Friday, December 21, 2007
B-Movie Detectives: Part 6
What makes Mr. Moto such an interesting character is the curious combination of his unfailing politeness towards everyone he meets and his willingness to act with ruthless violence when he decides such violence is necessary.
Wonderfully played by Peter Lorre in 8 movies, Moto is a just plain cool guy. He's good at deductive reasoning, he's an expert in art, a master of disguise, and a skilled hand-t0-hand combatant. In the first film, Think Fast, Mr. Moto, he turns out to be the owner of a Japanese import company, dabbling in detective work both as a hobby and to look after his own business interests.
In later films, he's working for a vaguely-defined organization called the "International Police," often going undercover to snag international crooks or spies. As mentioned above, one of the things that make him stand out was his inate ruthlessness. In many of the movies, Moto is called upon to use deadly force. On at least two occasions, he sets things up to get one bad guy to murder another.

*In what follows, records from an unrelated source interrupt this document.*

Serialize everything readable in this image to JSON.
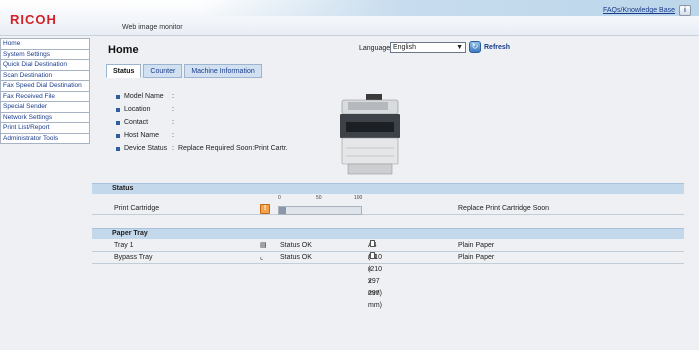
{
  "header": {
    "logo": "RICOH",
    "subtitle": "Web image monitor",
    "faq_link": "FAQs/Knowledge Base",
    "info_icon": "i"
  },
  "sidebar": {
    "items": [
      {
        "label": "Home"
      },
      {
        "label": "System Settings"
      },
      {
        "label": "Quick Dial Destination"
      },
      {
        "label": "Scan Destination"
      },
      {
        "label": "Fax Speed Dial Destination"
      },
      {
        "label": "Fax Received File"
      },
      {
        "label": "Special Sender"
      },
      {
        "label": "Network Settings"
      },
      {
        "label": "Print List/Report"
      },
      {
        "label": "Administrator Tools"
      }
    ]
  },
  "main": {
    "title": "Home",
    "language_label": "Language",
    "language_value": "English",
    "refresh_label": "Refresh",
    "tabs": [
      {
        "label": "Status",
        "active": true
      },
      {
        "label": "Counter",
        "active": false
      },
      {
        "label": "Machine Information",
        "active": false
      }
    ],
    "info": [
      {
        "label": "Model Name",
        "value": ""
      },
      {
        "label": "Location",
        "value": ""
      },
      {
        "label": "Contact",
        "value": ""
      },
      {
        "label": "Host Name",
        "value": ""
      },
      {
        "label": "Device Status",
        "value": "Replace Required Soon:Print Cartr."
      }
    ]
  },
  "status_section": {
    "title": "Status",
    "scale_labels": [
      "0",
      "50",
      "100"
    ],
    "print_cartridge": {
      "label": "Print Cartridge",
      "level_percent": 8,
      "message": "Replace Print Cartridge Soon"
    }
  },
  "paper_section": {
    "title": "Paper Tray",
    "trays": [
      {
        "name": "Tray 1",
        "status": "Status OK",
        "size": "A4 (210 x 297 mm)",
        "type": "Plain Paper"
      },
      {
        "name": "Bypass Tray",
        "status": "Status OK",
        "size": "A4 (210 x 297 mm)",
        "type": "Plain Paper"
      }
    ]
  },
  "colors": {
    "brand": "#d2232a",
    "link": "#1a3c8c",
    "section_header": "#c4d8ec",
    "alert": "#f1a24a"
  }
}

He's a lot more willing to pull a gun and actually use it than Charlie Chan ever was.
Then there's Mr. Moto's Gamble. This was originally meant to be a Charlie Chan film, but when Warner Oland got too sick to continue filming, it was quickly re-written to be a Moto film (both series were produced by 20th Century Fox). It's a nice little whodunit: Moto is teaching a criminology course in New York and is asked to help investigate a murder at a boxing ring. Helping him out is Lee Chan, Charlie's number one Son, who was one of Moto's students. Lee is played with humor and charm by Keye Luke, who also played the role in the Chan films. The niftiest thing about the movie is establishing that Charlie Chan and Mr. Moto both exist in the same universe.

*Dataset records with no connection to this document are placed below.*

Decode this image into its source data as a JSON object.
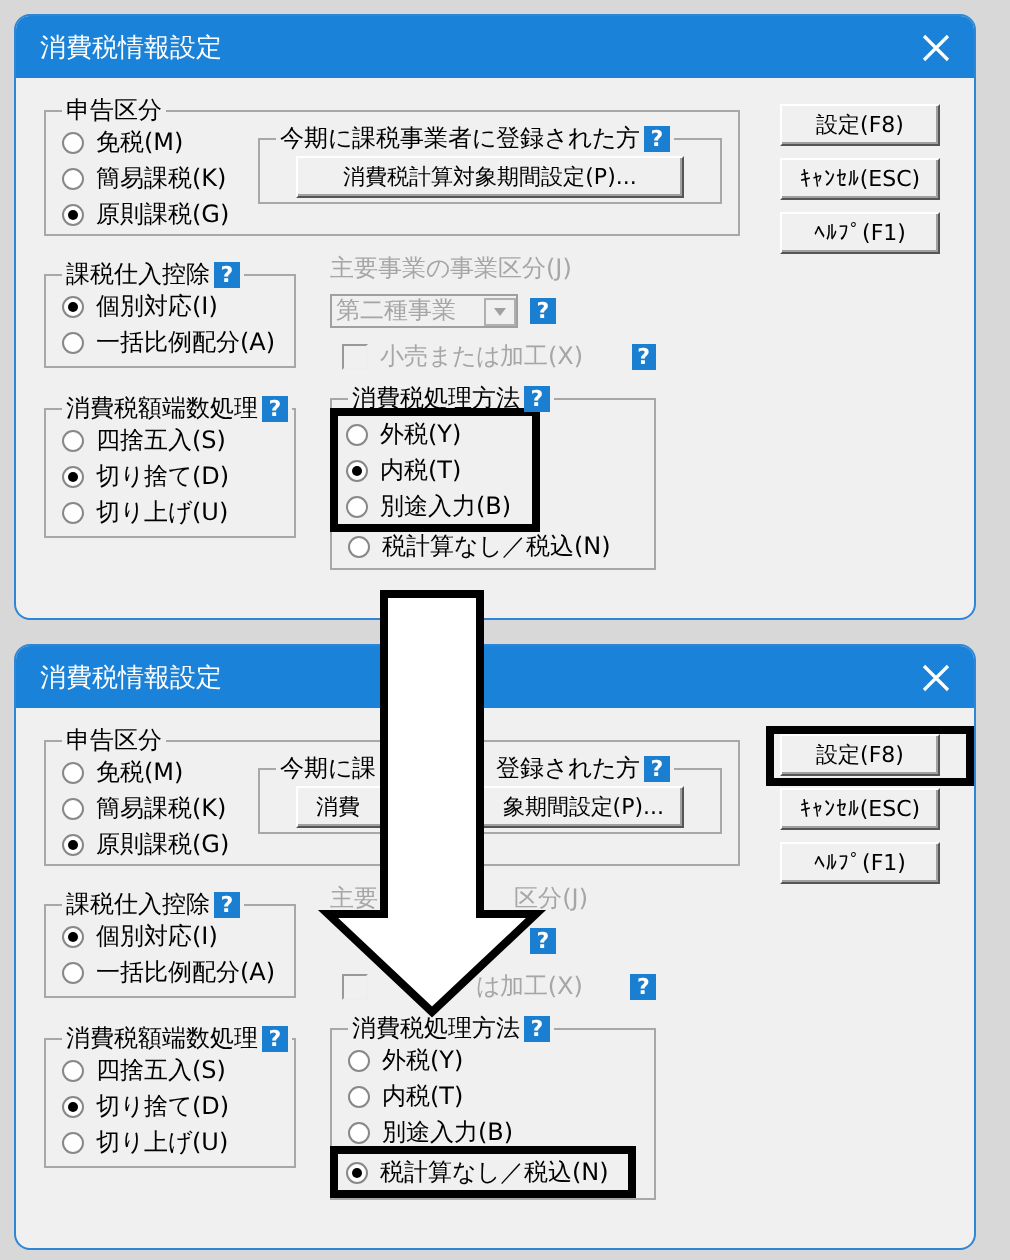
{
  "dialogs": [
    {
      "title": "消費税情報設定",
      "filing": {
        "title": "申告区分",
        "options": [
          {
            "label": "免税(M)",
            "selected": false,
            "highlighted": false
          },
          {
            "label": "簡易課税(K)",
            "selected": false,
            "highlighted": false
          },
          {
            "label": "原則課税(G)",
            "selected": true,
            "highlighted": false
          }
        ],
        "registered": {
          "title": {
            "left": "今期に課税事業者に登録された方"
          },
          "help": "?",
          "button": {
            "left": "消費税計算対象期間設定(P)..."
          }
        }
      },
      "buttons": [
        {
          "label": "設定(F8)",
          "highlighted": false
        },
        {
          "label": "ｷｬﾝｾﾙ(ESC)",
          "highlighted": false
        },
        {
          "label": "ﾍﾙﾌﾟ(F1)",
          "highlighted": false
        }
      ],
      "deduction": {
        "title": "課税仕入控除",
        "help": "?",
        "options": [
          {
            "label": "個別対応(I)",
            "selected": true,
            "highlighted": false
          },
          {
            "label": "一括比例配分(A)",
            "selected": false,
            "highlighted": false
          }
        ]
      },
      "main_business": {
        "label": {
          "left": "主要事業の事業区分(J)"
        },
        "disabled": true,
        "dropdown": {
          "value": "第二種事業",
          "help": "?"
        },
        "checkbox": {
          "label": {
            "left": "小売または加工(X)"
          },
          "checked": false,
          "help": "?"
        }
      },
      "rounding": {
        "title": "消費税額端数処理",
        "help": "?",
        "options": [
          {
            "label": "四捨五入(S)",
            "selected": false,
            "highlighted": false
          },
          {
            "label": "切り捨て(D)",
            "selected": true,
            "highlighted": false
          },
          {
            "label": "切り上げ(U)",
            "selected": false,
            "highlighted": false
          }
        ]
      },
      "method": {
        "title": "消費税処理方法",
        "help": "?",
        "options": [
          {
            "label": "外税(Y)",
            "selected": false,
            "highlighted": true
          },
          {
            "label": "内税(T)",
            "selected": true,
            "highlighted": true
          },
          {
            "label": "別途入力(B)",
            "selected": false,
            "highlighted": true
          },
          {
            "label": "税計算なし／税込(N)",
            "selected": false,
            "highlighted": false
          }
        ]
      }
    },
    {
      "title": "消費税情報設定",
      "filing": {
        "title": "申告区分",
        "options": [
          {
            "label": "免税(M)",
            "selected": false,
            "highlighted": false
          },
          {
            "label": "簡易課税(K)",
            "selected": false,
            "highlighted": false
          },
          {
            "label": "原則課税(G)",
            "selected": true,
            "highlighted": false
          }
        ],
        "registered": {
          "title": {
            "left": "今期に課",
            "right": "登録された方"
          },
          "help": "?",
          "button": {
            "left": "消費",
            "right": "象期間設定(P)..."
          }
        }
      },
      "buttons": [
        {
          "label": "設定(F8)",
          "highlighted": true
        },
        {
          "label": "ｷｬﾝｾﾙ(ESC)",
          "highlighted": false
        },
        {
          "label": "ﾍﾙﾌﾟ(F1)",
          "highlighted": false
        }
      ],
      "deduction": {
        "title": "課税仕入控除",
        "help": "?",
        "options": [
          {
            "label": "個別対応(I)",
            "selected": true,
            "highlighted": false
          },
          {
            "label": "一括比例配分(A)",
            "selected": false,
            "highlighted": false
          }
        ]
      },
      "main_business": {
        "label": {
          "left": "主要",
          "right": "区分(J)"
        },
        "disabled": true,
        "dropdown": {
          "help": "?"
        },
        "checkbox": {
          "label": {
            "right": "は加工(X)"
          },
          "checked": false,
          "help": "?"
        }
      },
      "rounding": {
        "title": "消費税額端数処理",
        "help": "?",
        "options": [
          {
            "label": "四捨五入(S)",
            "selected": false,
            "highlighted": false
          },
          {
            "label": "切り捨て(D)",
            "selected": true,
            "highlighted": false
          },
          {
            "label": "切り上げ(U)",
            "selected": false,
            "highlighted": false
          }
        ]
      },
      "method": {
        "title": "消費税処理方法",
        "help": "?",
        "options": [
          {
            "label": "外税(Y)",
            "selected": false,
            "highlighted": false
          },
          {
            "label": "内税(T)",
            "selected": false,
            "highlighted": false
          },
          {
            "label": "別途入力(B)",
            "selected": false,
            "highlighted": false
          },
          {
            "label": "税計算なし／税込(N)",
            "selected": true,
            "highlighted": true
          }
        ]
      }
    }
  ]
}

The Hungarian-born Lorre didn't use heavy make-up to play Moto. Instead, he just slicked his hair back and donned glasses. Lorre, one of the best character actors of his time, made this work perfectly. His stunt double, Johnny Kascier, helped stage energetic, fun fight scenes.
With strong stories that range from murder mysteries to espionage thrillers, the Moto series is one of most entertaining examples of the genre. They rank up there with the best Chan films, but have their own unique feel to them. The two series complement each other nicely--it's really not surprising that the two men do indeed exist in the same universe.